Это реально? Есть шанс на это?
Думаю, что да. Никто в сегодняшней коалиции в досрочных выборах не заинтересован.
Вы считаете, что Галанта надо уволить с поста министра обороны?
Мне очень трудно согласиться со многими высказываниями и действиями министра обороны. Но я считаю, что этот вопрос вообще, а во время войны особенно, является прерогативой премьер-министра. До тех пор, пока премьер-министр считает, что может работать с министром обороны, я не думаю, что должен давать какие-то советы в этом отношении.
Приведите пример. С какими действиями министра обороны вам особенно тяжело? Или высказываниями.
То, как он ведет себя в вопросе закона о призыве. То, как он высказывается о сделке (с ХАМАСом), как будто только он хочет спасти заложников, а остальные – нет. Все его поведение порождает немало вопросов.

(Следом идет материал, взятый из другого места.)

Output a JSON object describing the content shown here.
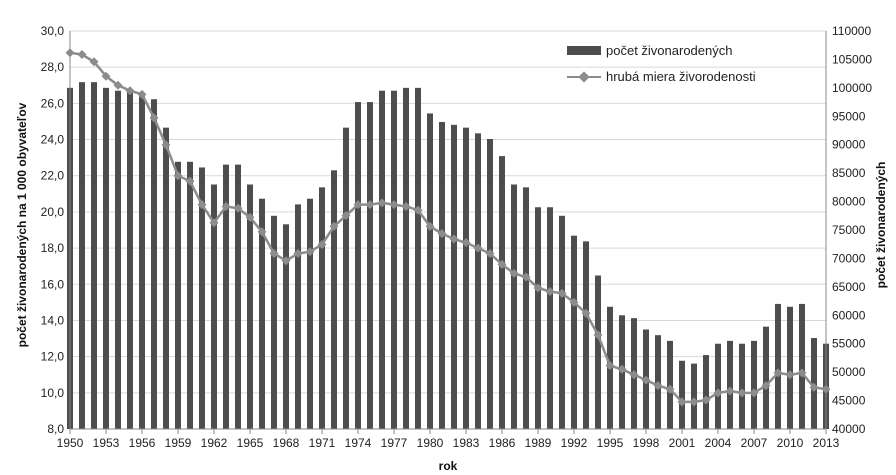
{
  "chart_data": {
    "type": "bar",
    "title": "",
    "xlabel": "rok",
    "ylabel_left": "počet živonarodených na 1 000 obyvateľov",
    "ylabel_right": "počet živonarodených",
    "x": [
      1950,
      1951,
      1952,
      1953,
      1954,
      1955,
      1956,
      1957,
      1958,
      1959,
      1960,
      1961,
      1962,
      1963,
      1964,
      1965,
      1966,
      1967,
      1968,
      1969,
      1970,
      1971,
      1972,
      1973,
      1974,
      1975,
      1976,
      1977,
      1978,
      1979,
      1980,
      1981,
      1982,
      1983,
      1984,
      1985,
      1986,
      1987,
      1988,
      1989,
      1990,
      1991,
      1992,
      1993,
      1994,
      1995,
      1996,
      1997,
      1998,
      1999,
      2000,
      2001,
      2002,
      2003,
      2004,
      2005,
      2006,
      2007,
      2008,
      2009,
      2010,
      2011,
      2012,
      2013
    ],
    "x_ticks": [
      "1950",
      "1953",
      "1956",
      "1959",
      "1962",
      "1965",
      "1968",
      "1971",
      "1974",
      "1977",
      "1980",
      "1983",
      "1986",
      "1989",
      "1992",
      "1995",
      "1998",
      "2001",
      "2004",
      "2007",
      "2010",
      "2013"
    ],
    "y_left_ticks": [
      "8,0",
      "10,0",
      "12,0",
      "14,0",
      "16,0",
      "18,0",
      "20,0",
      "22,0",
      "24,0",
      "26,0",
      "28,0",
      "30,0"
    ],
    "y_right_ticks": [
      "40000",
      "45000",
      "50000",
      "55000",
      "60000",
      "65000",
      "70000",
      "75000",
      "80000",
      "85000",
      "90000",
      "95000",
      "100000",
      "105000",
      "110000"
    ],
    "ylim_left": [
      8,
      30
    ],
    "ylim_right": [
      40000,
      110000
    ],
    "grid": true,
    "legend_position": "top-right",
    "series": [
      {
        "name": "počet živonarodených",
        "type": "bar",
        "axis": "right",
        "color": "#4d4d4d",
        "values": [
          100000,
          101000,
          101000,
          100000,
          99500,
          99500,
          98500,
          98000,
          93000,
          87000,
          87000,
          86000,
          83000,
          86500,
          86500,
          83000,
          80500,
          77500,
          76000,
          79500,
          80500,
          82500,
          85500,
          93000,
          97500,
          97500,
          99500,
          99500,
          100000,
          100000,
          95500,
          94000,
          93500,
          93000,
          92000,
          91000,
          88000,
          83000,
          82500,
          79000,
          79000,
          77500,
          74000,
          73000,
          67000,
          61500,
          60000,
          59500,
          57500,
          56500,
          55500,
          52000,
          51500,
          53000,
          55000,
          55500,
          55000,
          55500,
          58000,
          62000,
          61500,
          62000,
          56000,
          55000
        ]
      },
      {
        "name": "hrubá miera živorodenosti",
        "type": "line",
        "axis": "left",
        "color": "#8c8c8c",
        "values": [
          28.8,
          28.7,
          28.3,
          27.5,
          27.0,
          26.7,
          26.5,
          25.2,
          23.7,
          22.0,
          21.7,
          20.4,
          19.4,
          20.3,
          20.2,
          19.7,
          18.9,
          17.7,
          17.3,
          17.7,
          17.8,
          18.2,
          19.2,
          19.8,
          20.4,
          20.4,
          20.5,
          20.4,
          20.3,
          20.1,
          19.2,
          18.8,
          18.5,
          18.3,
          18.0,
          17.7,
          17.1,
          16.6,
          16.4,
          15.8,
          15.6,
          15.5,
          15.0,
          14.4,
          13.2,
          11.5,
          11.3,
          11.0,
          10.7,
          10.4,
          10.2,
          9.5,
          9.5,
          9.6,
          10.0,
          10.1,
          10.0,
          10.0,
          10.4,
          11.1,
          11.0,
          11.1,
          10.3,
          10.2
        ]
      }
    ]
  }
}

Но мы на войне, а требовать увольнения министра обороны в тот момент, когда солдаты сражаются на поле боя, мне кажется проявлением крайней безответственности.
Несколько дней назад вы назвали бывшего премьер-министра Эхуда Барака "глубоко больным человеком". Почему вы так считаете?
У вас есть сомнения в этом?
У меня нет никаких фактов, доказывающих это.
Послушайте, я не считаю, что Барак внезапно возненавидел Израиль. Это человек, который очень много сделал для этой страны. Но многолетние попытки привести к падению правого правительства, попытки, в которые были вложены огромные средства, привели к тому, что Барак... перестал отличать добро от зла, перестал отдавать себе отчет в том, что делает. Он делает вещи, за которые в будущем ему возможно будет очень стыдно.